Friday, January 30, 2009

Os tons da capa da velha da capa preta

No caminho para o trabalho, eu e minha mãe ouvimos a rádio CBN. Salvo quando as notícias são chatas, ou uma entrevista é monótona, casos em que recorremos à rádio Universitária. Ontem, pouco depois da mudança de estação, estávamos ouvindo a música do pai herói, do Fábio Júnior. Ficamos em silêncio, prestando atenção... Eu me dividia entre a bregosidade da melodia, do tom, e alguns trechos interessantes da letra. Segundos após o termino da música, recebo pelo celular a notícia de que meu avô, pai da minha mãe, falecera. Poucas vezes tive uma sensação tão forte de sincronicidade, as coincidências significativas de que falava Jung, e pude ver que isso foi bem mais intenso na minha mãe.

Eu e meu avô materno nos víamos muito pouco, separados por desencontros familiares. Há cerca de um ano se deu a partida de meu avô paterno, a quem eu também via muito pouco, afastado pela distância geográfica. Com ambos senti falta de uma despedida, de uma boa lembrança recente. Por outro lado, nossa pouca interação permitiu que eu encarasse a perda de ambos com mais serenidade, com menos do sofrimento que resulta do maior apego, geralmente proporcional à presença das pessoas que partiram em nossas vidas, ou à intensidade dos momentos compartilhados com elas.

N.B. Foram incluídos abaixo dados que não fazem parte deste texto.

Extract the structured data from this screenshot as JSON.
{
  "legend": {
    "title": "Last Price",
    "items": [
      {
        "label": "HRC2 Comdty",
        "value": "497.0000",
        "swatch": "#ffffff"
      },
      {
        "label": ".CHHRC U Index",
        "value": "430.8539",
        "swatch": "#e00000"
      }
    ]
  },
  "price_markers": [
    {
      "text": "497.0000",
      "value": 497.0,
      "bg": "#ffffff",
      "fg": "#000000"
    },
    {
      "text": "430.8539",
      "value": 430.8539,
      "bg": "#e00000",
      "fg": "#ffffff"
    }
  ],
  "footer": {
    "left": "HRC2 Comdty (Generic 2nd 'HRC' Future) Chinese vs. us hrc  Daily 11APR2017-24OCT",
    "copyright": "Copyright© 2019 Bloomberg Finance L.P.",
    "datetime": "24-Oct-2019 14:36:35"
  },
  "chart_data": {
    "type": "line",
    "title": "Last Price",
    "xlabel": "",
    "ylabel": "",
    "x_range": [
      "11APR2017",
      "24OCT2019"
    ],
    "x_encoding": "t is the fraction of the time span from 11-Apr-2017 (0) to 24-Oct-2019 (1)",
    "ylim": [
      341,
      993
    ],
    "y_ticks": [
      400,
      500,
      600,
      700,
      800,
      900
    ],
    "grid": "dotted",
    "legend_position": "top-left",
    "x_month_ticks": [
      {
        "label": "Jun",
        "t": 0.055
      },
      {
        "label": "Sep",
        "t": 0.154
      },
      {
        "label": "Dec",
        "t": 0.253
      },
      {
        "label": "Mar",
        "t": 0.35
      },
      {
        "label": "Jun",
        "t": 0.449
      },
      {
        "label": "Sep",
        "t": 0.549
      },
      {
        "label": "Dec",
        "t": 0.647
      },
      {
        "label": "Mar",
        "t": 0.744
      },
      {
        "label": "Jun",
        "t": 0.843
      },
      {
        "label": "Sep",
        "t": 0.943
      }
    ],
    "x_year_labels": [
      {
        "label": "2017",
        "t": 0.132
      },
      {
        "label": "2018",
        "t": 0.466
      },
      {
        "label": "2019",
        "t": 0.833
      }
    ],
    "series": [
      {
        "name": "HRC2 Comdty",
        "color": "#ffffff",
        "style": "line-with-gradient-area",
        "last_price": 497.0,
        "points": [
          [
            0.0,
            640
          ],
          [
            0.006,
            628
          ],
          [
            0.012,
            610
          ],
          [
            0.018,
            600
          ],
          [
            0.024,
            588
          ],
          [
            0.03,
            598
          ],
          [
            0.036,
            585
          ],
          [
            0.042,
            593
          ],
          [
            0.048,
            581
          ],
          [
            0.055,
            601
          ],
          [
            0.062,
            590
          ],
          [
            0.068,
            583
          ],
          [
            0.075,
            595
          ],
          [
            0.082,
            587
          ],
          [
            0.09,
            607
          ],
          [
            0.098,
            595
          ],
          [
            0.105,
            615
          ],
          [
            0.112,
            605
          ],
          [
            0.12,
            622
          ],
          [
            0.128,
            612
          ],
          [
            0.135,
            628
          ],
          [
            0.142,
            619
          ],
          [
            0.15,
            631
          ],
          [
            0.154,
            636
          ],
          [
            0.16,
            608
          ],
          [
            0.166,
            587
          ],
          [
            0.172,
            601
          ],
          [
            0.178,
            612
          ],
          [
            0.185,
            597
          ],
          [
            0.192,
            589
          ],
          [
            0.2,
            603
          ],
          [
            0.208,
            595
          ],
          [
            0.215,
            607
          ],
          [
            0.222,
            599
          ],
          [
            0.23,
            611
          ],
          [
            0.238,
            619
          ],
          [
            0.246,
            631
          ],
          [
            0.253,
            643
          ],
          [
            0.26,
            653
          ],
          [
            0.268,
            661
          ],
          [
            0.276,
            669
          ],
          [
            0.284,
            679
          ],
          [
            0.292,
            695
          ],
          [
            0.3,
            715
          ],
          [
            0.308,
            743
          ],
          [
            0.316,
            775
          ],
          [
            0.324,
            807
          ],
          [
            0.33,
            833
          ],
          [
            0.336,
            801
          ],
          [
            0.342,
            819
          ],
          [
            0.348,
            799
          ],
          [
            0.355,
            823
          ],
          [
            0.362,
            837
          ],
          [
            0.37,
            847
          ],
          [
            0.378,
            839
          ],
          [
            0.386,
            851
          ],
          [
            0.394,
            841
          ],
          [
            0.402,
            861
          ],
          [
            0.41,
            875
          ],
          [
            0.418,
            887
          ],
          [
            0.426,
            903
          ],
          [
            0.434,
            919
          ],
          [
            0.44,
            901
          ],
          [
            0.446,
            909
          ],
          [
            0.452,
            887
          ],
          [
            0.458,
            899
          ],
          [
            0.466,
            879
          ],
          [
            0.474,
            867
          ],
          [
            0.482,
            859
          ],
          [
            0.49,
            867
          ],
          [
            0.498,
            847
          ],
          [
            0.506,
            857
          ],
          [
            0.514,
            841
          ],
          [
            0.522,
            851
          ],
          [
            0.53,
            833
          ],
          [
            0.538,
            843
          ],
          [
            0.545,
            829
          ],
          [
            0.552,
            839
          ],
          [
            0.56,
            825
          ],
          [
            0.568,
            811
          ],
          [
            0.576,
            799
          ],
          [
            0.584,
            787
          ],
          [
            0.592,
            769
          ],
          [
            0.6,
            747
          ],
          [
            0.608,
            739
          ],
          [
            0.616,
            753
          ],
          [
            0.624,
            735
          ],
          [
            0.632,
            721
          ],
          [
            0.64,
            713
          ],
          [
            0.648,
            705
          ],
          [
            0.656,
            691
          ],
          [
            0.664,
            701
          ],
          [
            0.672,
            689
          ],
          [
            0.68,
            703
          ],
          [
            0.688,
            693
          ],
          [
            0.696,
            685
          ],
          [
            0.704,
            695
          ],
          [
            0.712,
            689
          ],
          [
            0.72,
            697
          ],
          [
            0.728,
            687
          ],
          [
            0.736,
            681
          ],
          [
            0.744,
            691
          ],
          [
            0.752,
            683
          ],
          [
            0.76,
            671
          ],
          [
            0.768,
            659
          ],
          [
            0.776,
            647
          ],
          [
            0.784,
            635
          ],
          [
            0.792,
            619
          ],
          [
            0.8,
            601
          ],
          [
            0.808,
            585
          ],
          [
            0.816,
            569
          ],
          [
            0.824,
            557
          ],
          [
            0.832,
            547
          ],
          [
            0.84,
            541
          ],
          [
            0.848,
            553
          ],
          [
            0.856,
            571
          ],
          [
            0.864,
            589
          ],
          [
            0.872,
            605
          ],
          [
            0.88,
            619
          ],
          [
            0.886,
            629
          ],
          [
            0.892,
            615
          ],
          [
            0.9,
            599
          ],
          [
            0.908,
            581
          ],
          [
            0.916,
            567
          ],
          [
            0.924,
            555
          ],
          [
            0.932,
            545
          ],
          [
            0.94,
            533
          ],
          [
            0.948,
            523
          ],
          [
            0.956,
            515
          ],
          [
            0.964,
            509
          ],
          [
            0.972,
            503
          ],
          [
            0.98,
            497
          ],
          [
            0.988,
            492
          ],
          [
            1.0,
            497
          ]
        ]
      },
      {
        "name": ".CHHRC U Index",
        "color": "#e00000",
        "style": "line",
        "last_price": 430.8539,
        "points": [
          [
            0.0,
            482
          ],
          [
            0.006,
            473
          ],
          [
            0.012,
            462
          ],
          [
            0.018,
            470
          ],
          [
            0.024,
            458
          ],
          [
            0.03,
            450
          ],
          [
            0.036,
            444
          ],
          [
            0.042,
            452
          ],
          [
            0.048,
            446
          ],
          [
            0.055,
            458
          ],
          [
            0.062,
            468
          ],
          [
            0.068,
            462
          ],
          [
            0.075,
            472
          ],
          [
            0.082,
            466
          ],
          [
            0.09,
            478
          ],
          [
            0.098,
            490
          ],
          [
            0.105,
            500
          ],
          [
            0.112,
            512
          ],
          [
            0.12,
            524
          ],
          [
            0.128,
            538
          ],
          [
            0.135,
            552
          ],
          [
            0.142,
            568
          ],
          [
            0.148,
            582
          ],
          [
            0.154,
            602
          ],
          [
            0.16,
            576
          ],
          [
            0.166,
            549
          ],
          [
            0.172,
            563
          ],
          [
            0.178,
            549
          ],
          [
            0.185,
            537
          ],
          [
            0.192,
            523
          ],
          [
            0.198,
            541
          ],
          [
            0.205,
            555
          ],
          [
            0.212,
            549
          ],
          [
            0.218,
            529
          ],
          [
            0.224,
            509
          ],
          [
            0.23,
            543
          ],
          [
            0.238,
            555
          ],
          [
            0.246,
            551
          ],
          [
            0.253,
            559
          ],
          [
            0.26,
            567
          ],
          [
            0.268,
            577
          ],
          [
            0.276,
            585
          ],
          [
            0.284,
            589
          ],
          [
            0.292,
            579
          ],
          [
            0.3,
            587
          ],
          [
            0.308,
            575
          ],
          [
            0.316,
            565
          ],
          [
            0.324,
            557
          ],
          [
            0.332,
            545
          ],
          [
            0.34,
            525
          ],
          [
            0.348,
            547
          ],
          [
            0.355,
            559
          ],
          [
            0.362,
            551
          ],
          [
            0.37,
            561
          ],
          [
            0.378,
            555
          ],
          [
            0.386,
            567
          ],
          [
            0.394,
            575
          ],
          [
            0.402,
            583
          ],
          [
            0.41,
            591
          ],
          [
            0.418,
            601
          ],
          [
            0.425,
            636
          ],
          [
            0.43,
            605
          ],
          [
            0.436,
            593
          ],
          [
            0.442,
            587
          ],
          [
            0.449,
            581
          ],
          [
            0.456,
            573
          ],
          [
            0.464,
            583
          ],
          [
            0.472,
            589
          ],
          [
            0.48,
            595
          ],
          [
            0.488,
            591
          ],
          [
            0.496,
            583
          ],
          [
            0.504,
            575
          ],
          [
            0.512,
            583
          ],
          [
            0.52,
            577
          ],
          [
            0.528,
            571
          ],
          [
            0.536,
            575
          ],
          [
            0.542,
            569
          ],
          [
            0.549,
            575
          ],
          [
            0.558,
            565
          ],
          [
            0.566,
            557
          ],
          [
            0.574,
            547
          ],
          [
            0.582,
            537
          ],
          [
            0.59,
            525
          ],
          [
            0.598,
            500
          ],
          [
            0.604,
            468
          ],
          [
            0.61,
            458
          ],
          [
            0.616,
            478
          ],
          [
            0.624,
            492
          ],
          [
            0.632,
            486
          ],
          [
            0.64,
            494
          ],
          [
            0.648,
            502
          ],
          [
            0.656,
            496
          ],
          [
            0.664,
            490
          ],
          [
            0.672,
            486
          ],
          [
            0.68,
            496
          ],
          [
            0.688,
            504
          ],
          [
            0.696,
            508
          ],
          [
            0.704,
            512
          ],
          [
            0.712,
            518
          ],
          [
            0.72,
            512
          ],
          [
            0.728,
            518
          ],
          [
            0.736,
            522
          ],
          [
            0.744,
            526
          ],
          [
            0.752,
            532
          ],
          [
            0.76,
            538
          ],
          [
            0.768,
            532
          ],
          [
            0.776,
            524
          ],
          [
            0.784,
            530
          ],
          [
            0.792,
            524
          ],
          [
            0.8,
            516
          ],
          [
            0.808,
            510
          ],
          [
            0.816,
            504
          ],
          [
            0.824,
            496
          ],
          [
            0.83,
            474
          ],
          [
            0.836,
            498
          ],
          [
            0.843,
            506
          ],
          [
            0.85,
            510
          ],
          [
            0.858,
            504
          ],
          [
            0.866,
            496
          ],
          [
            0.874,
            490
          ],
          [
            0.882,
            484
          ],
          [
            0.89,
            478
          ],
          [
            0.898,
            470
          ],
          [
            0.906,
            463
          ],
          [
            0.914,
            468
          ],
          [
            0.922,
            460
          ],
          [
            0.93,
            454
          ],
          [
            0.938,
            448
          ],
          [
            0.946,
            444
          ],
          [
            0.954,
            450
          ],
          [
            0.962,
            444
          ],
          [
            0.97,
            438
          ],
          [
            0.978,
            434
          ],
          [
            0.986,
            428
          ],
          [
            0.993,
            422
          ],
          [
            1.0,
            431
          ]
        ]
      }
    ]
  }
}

Ao perceber que não sofria tanto com as perdas, senti uma culpa nos momentos iniciais: existe um valor em nossa cultura que relaciona o quanto sofremos com o quanto amamos a pessoa que partiu. Era como se eu não amasse meus avôs tanto quanto deveria, como se fosse um neto ingrato por não sofrer tanto com a partida de ambos.

Ao contar que, apesar de gostar muito dela, não derramou uma lágrima com a partida de sua bisavó, minha namorada me ajudou a perceber que não havia razões para culpa. O sofrimento com a partida se relaciona a outros fatores além do apego (cabe aqui mencionar o conceito de amor desapegado, presente na filosofia budista), como a naturalidade da circunstância da morte, e a naturalidade com que se encara a morte em si.

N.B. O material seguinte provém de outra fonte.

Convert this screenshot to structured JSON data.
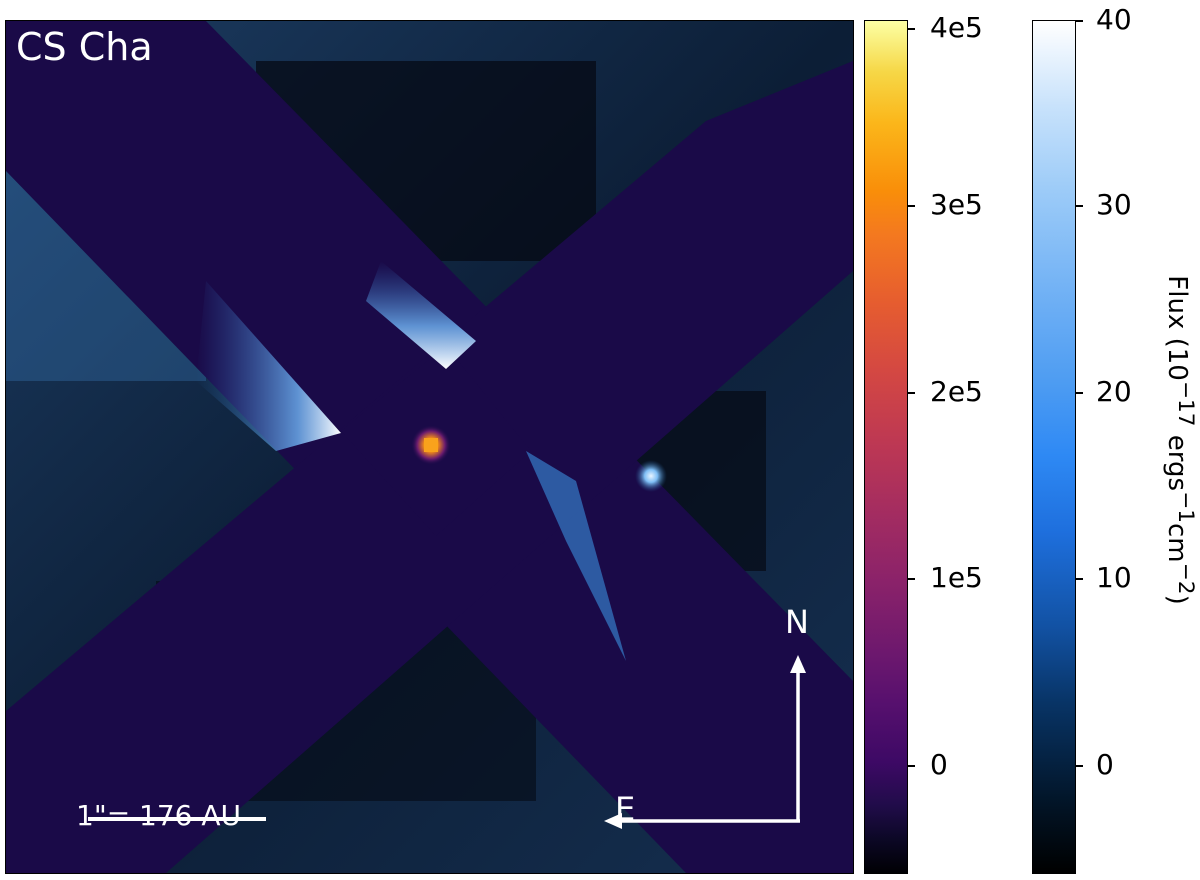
{
  "image": {
    "object_name": "CS Cha",
    "scale_bar_label": "1\"= 176 AU",
    "compass": {
      "north": "N",
      "east": "E"
    }
  },
  "colorbars": {
    "star": {
      "colormap": "inferno",
      "ticks": [
        "4e5",
        "3e5",
        "2e5",
        "1e5",
        "0"
      ]
    },
    "flux": {
      "colormap": "blue-white",
      "ticks": [
        "40",
        "30",
        "20",
        "10",
        "0"
      ],
      "title_prefix": "Flux (10",
      "title_exp1": "−17",
      "title_mid": " ergs",
      "title_exp2": "−1",
      "title_unit": "cm",
      "title_exp3": "−2",
      "title_suffix": ")"
    }
  },
  "colors": {
    "mask": "#1a0a48",
    "star": "#f9a21c",
    "companion": "#a8d8ff"
  }
}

O poetinha Vinícius dizia que a vida é uma só, que ninguém o convenceria que há mais de uma sem mostrar-lhe um documento assinado por Deus, com firma reconhecida. Cada vez mais eu acredito que há algo de nós que transcende a matéria e retorna a esse plano inúmeras vezes. Fico com BNegão: “na real, a gente é como o sol... não nasce nem morre, só sai do campo de visão normal”. Não dá pra saber qual dos dois está correto, e se essa correção é uma questão de fé ou (des)conhecimento. Mas dá pra afirmar, sem a menor sombra de dúvida, que a abordagem do filósofo do rap ajuda a encarar as chegadas da velha da capa preta com muito mais serenidade.